Claramente, todos nós temos uma tendência a termos uma atitude imediatista quando estamos com raiva, seja gritar, ficar melancólico, isolar-se (a minha, por exemplo), entre tantas outras. Utilizamos a raiva para reação, não para resolução. Ou seja, perdemos a capacidade de tornar essa energia algo produtivo e ainda podemos criar uma série de riscos e problemas que no fundo poderiam nem existir, não fosse o impulso destrutivo.
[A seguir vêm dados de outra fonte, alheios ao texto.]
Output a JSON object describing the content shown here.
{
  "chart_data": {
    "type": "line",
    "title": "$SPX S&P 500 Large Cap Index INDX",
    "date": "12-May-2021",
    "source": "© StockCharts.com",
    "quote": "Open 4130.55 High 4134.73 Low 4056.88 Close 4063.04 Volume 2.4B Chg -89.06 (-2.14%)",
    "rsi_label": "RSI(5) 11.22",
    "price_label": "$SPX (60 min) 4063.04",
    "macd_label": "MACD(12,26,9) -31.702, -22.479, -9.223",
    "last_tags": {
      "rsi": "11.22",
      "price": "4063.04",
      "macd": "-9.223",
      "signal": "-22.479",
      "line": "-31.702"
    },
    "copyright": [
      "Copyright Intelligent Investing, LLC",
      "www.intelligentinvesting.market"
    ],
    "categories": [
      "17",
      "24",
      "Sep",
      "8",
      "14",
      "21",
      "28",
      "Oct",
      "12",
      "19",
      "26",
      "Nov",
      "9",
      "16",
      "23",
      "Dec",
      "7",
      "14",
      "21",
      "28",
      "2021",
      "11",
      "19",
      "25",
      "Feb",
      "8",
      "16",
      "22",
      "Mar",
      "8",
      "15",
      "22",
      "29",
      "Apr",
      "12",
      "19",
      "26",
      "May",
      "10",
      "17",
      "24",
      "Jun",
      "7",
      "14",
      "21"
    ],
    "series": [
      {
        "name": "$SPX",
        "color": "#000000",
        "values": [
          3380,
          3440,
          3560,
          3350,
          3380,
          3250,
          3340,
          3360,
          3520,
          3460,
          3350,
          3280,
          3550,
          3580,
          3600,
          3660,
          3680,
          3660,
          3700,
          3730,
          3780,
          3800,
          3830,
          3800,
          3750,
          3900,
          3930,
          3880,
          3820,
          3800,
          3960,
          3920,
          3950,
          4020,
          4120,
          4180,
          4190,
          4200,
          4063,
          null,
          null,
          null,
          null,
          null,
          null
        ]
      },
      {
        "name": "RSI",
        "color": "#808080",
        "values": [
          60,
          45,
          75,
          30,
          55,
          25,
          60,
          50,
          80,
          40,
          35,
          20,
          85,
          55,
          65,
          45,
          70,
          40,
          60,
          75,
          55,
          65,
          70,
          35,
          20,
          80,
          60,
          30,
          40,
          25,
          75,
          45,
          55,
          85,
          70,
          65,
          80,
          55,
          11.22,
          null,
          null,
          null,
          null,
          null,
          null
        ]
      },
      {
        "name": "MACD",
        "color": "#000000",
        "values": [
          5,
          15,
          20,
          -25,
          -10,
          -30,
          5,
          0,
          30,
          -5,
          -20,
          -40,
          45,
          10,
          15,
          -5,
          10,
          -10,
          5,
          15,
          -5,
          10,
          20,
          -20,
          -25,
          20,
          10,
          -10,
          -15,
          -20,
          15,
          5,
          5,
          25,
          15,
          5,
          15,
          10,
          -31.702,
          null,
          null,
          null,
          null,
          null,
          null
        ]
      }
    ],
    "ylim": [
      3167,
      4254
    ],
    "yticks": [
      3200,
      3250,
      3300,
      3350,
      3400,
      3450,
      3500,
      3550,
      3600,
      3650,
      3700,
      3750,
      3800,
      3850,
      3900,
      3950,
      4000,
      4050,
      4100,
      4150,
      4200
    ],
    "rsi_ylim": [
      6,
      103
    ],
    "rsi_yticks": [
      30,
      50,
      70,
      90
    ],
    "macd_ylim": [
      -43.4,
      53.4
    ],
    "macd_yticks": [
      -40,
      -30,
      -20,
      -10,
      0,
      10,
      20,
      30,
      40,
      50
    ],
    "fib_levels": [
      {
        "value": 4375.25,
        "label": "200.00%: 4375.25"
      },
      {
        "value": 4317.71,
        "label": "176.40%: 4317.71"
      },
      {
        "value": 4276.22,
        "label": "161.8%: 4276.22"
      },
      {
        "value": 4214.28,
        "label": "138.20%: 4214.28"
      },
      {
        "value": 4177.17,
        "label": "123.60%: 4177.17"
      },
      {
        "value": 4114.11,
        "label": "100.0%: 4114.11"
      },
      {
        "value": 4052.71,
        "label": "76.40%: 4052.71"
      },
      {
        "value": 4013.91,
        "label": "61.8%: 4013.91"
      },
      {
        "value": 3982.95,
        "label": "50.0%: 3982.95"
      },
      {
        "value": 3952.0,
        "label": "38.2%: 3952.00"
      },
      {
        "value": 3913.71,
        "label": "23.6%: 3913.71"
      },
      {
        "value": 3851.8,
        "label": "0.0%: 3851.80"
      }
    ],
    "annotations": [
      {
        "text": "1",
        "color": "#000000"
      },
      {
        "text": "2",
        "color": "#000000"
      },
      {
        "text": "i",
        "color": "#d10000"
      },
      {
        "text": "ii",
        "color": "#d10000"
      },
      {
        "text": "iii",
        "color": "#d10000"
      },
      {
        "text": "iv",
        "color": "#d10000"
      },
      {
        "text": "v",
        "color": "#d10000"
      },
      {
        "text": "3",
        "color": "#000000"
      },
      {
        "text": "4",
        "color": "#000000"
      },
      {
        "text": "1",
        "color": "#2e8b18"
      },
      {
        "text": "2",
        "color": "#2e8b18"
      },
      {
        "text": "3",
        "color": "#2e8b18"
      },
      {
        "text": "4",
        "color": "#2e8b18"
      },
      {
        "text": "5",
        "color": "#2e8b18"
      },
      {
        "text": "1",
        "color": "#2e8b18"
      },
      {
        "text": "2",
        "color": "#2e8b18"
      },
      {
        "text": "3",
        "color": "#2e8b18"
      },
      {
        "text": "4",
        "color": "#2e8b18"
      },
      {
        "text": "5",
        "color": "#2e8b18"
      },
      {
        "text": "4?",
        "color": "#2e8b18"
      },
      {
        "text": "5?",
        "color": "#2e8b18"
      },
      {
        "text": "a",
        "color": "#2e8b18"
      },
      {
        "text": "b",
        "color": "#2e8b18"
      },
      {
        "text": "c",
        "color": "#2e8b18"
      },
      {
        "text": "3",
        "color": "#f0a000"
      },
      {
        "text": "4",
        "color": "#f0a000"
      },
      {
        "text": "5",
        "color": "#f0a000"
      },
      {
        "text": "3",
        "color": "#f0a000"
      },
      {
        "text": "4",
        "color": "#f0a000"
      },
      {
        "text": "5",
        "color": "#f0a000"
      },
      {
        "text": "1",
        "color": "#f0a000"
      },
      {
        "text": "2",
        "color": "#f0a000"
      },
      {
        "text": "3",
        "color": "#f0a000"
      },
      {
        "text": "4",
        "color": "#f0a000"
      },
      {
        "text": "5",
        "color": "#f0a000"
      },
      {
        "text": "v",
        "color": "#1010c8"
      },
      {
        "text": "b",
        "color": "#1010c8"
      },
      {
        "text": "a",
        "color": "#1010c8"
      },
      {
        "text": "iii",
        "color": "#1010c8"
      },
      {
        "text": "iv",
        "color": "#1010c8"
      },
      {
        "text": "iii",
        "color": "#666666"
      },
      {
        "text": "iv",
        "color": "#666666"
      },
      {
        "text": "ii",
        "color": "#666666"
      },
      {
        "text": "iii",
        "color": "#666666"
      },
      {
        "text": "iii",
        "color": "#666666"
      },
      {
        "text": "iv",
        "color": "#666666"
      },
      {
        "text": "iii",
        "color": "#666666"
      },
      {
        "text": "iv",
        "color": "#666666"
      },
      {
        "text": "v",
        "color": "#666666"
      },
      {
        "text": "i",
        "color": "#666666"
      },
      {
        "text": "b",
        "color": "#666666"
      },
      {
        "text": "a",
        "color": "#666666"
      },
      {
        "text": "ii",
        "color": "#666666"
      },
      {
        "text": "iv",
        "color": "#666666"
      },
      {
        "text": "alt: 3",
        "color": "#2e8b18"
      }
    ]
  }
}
Sei que não há uma conclusão clara para a raiva, até por não ter uma direção concreta do que fazer necessariamente com ela, mas sinto que a velha premissa de darmos um segundo para ver se entendemos direito, para olharmos a situação com a imparcialidade que for possível, em vez de agirmos por impulso, ajude mais. Afinal, a raiva é como um bom medicamento se usado na dose certa (e aqui acho que cabe a cada um de nós perceber de fato qual a dose necessária), senão torna-se um poderoso veneno. E acho que ninguém gostaria de beber veneno.

2 comments:

Marte said...

São coisas que me dão raiva: injustiça, intolerância, violência e biscates.
Acho que é uma raiva saudável então, não? Haushushus
Ficou muito bom seu texto. Adorei.

May(a) said...

Esse ano, por um "acaso", acabei levando pra casa o livro Inteligência emocional do Golleman e um dos termos que muito me chamou a atenção foi "sequestro emocional". E é bem isso que a raiva faz, nos sequestra do raciocínio lúcido ou equilibrado ou simplesmente nos impede de raciocinar, somos tomados pela emoção e por ela e com ela respondemos. E o ruim é que a raiva é ruminante ou nos transforma em um ruminante, mastigando por muito tempo o mesmo material e só aumentando o desgaste.
Acho questão realmente é se redominar, muitos dizem que o melhor é cortar essa cadeia de pensamentos.. se distraindo para, então, pensarmos com clareza. Mas como vc disse, cada um tem o seu mecanismo. E tem tanta coisa envolvida num ataque de ira. Lembro que ele disse do mecanismo cerebral ser muito parecido com a resposta ao perigo. E o caso se encaixa, meio que sua mãe se sentiu em perigo de seguir um caminho que ela nao quer seguir... enfim, nem sei na verdade!